As an example of the way this strategy may be realized, I recently read Jeanette Winterson’s Weight, a novella length retelling of the myth of Atlas and Herakles. The book itself is less than perfect, but it Jeanette Winterson’s handling of the interactions of the characters and their passage through into modernity is compelling, particularly the way in which Atlas conceives of himself and his relation to the world. Winterson explicitly preserves the strange dichotomy of Herakles, which the Greeks themsleves were never able to resolve to their own satisfaction: Herakles is emphatically simultaneously both human and divine, entirely and in equal measure. Herakles is a paradox. He himself does not understand his nature. He knows that he is more than human, though his relation to the divine is more problematic (is he more, is he less?). His own mortality is less than certain, he has been to Hell and back, quite literally, more times than bear mentioning, and yet quite probably can die, maybe. Herakles, by Winterson’s account, is simply emphatically other. His strength lies in his otherness, and the choice between the human and the divine is essentially his undoing.

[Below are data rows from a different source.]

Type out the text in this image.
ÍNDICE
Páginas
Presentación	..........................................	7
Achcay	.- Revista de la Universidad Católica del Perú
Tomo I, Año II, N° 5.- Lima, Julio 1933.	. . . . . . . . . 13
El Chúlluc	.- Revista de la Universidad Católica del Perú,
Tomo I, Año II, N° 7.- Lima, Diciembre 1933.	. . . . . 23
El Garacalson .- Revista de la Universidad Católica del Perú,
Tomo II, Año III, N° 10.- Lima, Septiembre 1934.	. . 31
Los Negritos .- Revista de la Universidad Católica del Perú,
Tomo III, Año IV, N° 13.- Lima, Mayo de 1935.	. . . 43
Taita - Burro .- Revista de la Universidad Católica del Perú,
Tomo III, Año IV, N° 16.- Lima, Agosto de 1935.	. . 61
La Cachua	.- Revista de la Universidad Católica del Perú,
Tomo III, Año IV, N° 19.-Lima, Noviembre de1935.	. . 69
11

After reading Weight, I returned to a book I had read much earlier this year, Grief Lessons, a collection of four of Euripedes’ plays recently translated by Anne Carson. Two of the four plays feature Herakles (the first being the eponymous Herakles), and the handling of Herakles there is just as stunningly ambiguous. Euripedes, filtered by Carson, builds up a Herakles who, while the greatest of all men, is bowed down and broken by the weight of the gods, by divine imperatives which he cannot comprehend and more often than not appear as mere catastrophe. Herakles is never given a moment of emotional stability, he swings through triumph, anguish, hope and hilarity and despair in just a few pages. Herakles is emphatically shredded by his nature. He does not have the luxury of semidivinity. He is fully divine and fully human, and because of that has earned the wrath of forces that he cannot understand or control. The Gods of Euripedes are frightening, not because of their power, but because of their prerogative. Herakles, the most powerful of men, the God trapped in flesh, cannot resist the divine, burgeoning within him and pressing down from outside.

Herakles represents an incredibly difficult relationship to the divine, and his struggle to fix himself at one point on his polarized nature is reflects that. Herakles’ nature emphatically “others” him, it queers him from the rest of society, from his peers. Herakles is made strange by divinity. Comparing these two texts allows us to see more clearly the ways in which Herakles works through his relationship to the divine.

Neoclassical Syncretism takes the first part of its name very seriously. Neoclassical here means that the work done is grounded heavily in traditions past. What differentiates it from simple modern eclecticism is both focus and scholarship. Theology is developed along lines of scholarship originating in the target culture. I apply Neoclassical Syncretism to Hellenistic Civilization, but it could just as easily be applied to Celtic or Germanic civilizations. Starting with an understanding of the parent culture, Neoclassical Syncretism moves forward examining texts spread throughout time, and assembles from them a growing theological/philosophical practice. Unlike Reconstruction, which has an end point in mind, the successful reconstruction of the target religion, Neoclassical Syncretism is entirely open ended.

Neoclassical Syncretism aims to provide a basic groundwork through which multiple personal experiences within a particular faith path can relate through their fundamental grounding in the same tradition and technique while still providing a great deal of room for personal expression and exploration. This approach thus removes the difficulty of unverified personal gnosis, as each practitioner will eventually establish a unique and idiosyncratic view of the parent tradition. Indeed, Neoclassical Syncretism prizes variation, as a plurality of voices provides more and more room for insight.